A Case Study On: Today’s Valuation Paradox

In Avenue’s equity portfolio, Enbridge is a great example of an investment which demonstrates the current valuation paradox.

Below is a chart of Enbridge’s share price over the last 10 years and a table showing the increase in dividends and yield over that same period.  You can see that today’s 6.7% dividend yield makes the shares the cheapest they have ever been, but still the stock market sentiment is negative on the shares.

We like Enbridge because it has the best pipeline infrastructure in North America.  The company that produces the oil pays Enbridge a fee to transport the oil to a refinery.  It is a very simple business.
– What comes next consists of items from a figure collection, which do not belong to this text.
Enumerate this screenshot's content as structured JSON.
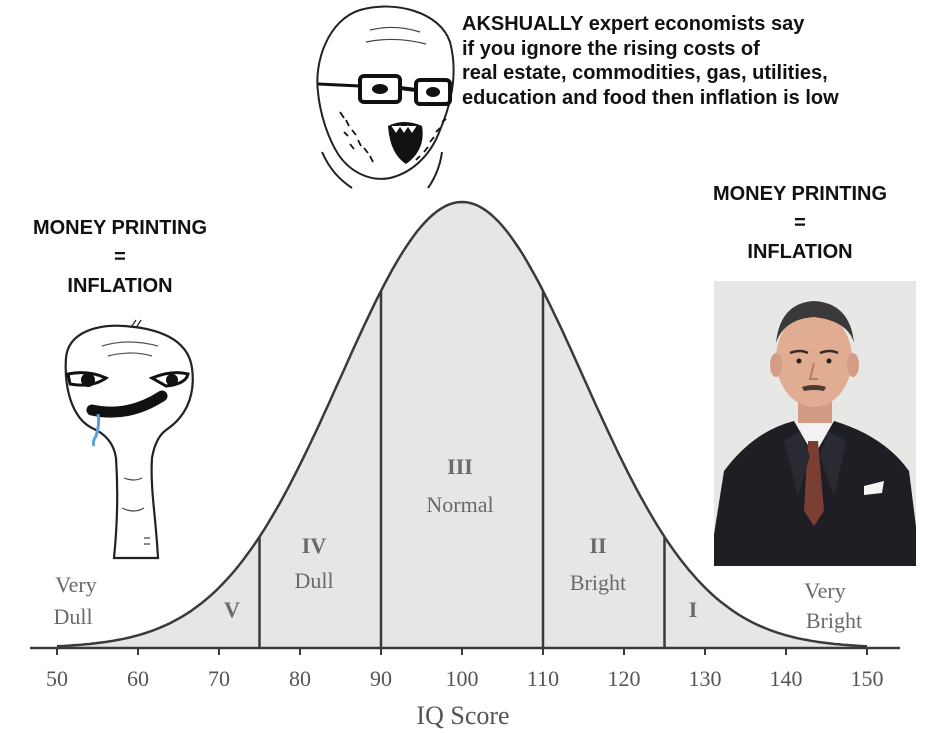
{
  "meme": {
    "top_text": "AKSHUALLY expert economists say\nif you ignore the rising costs of\nreal estate, commodities, gas, utilities,\neducation and food then inflation is low",
    "left_text": "MONEY PRINTING\n=\nINFLATION",
    "right_text": "MONEY PRINTING\n=\nINFLATION"
  },
  "chart_data": {
    "type": "area",
    "distribution": "normal",
    "mean": 100,
    "sd": 15,
    "xlabel": "IQ Score",
    "xlim": [
      50,
      150
    ],
    "xticks": [
      "50",
      "60",
      "70",
      "80",
      "90",
      "100",
      "110",
      "120",
      "130",
      "140",
      "150"
    ],
    "dividers": [
      75,
      90,
      110,
      125
    ],
    "regions": [
      {
        "numeral": "V",
        "name": ""
      },
      {
        "numeral": "IV",
        "name": "Dull"
      },
      {
        "numeral": "III",
        "name": "Normal"
      },
      {
        "numeral": "II",
        "name": "Bright"
      },
      {
        "numeral": "I",
        "name": ""
      }
    ],
    "tail_labels": {
      "left": [
        "Very",
        "Dull"
      ],
      "right": [
        "Very",
        "Bright"
      ]
    }
  },
  "colors": {
    "curve": "#3a3a3a",
    "fill": "#e6e6e6",
    "text": "#555555",
    "caption": "#111111"
  }
}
The problem for Canadian oil producing companies is that there is more oil than there is pipeline capacity to move it. The handful of projects to add pipelines are stalled, for a number of reasons. This does not change the fact that Enbridge has lots of existing pipelines and they are all full and making money.  We as investors get a great long-term income stream from what is a comparatively stable business.

The criticism for owning Enbridge is that the company cannot grow and therefore cash flow and the dividend will not grow either. This argument ignores the fact that the dividend has grown from $0.74 per share annually in 2009 to $2.95 annually for 2019, an increase of 300%.

With the current 6.7% dividend, the company doesn’t have to grow that much for us to hit Avenue’s 8% compounding target.  Again the 8% rate of return allows us to double the value of the investment every 10 years.  The more important part of the compounding equation for us is that Enbridge remains profitable and this is what we will be monitoring carefully.

We would also like to point out that we have reduced the holding once over this 10-year period when we believed the stock was expensive.  A little too soon as you can see.  We then doubled the position in late 2017 at a price where we felt the underlying value had caught up to the share price. We don’t see any signs that the profitability of Enbridge is deteriorating.  We are happy to own it at this level and capture the income stream that can then be used to reinvest into other holdings and compound the portfolio.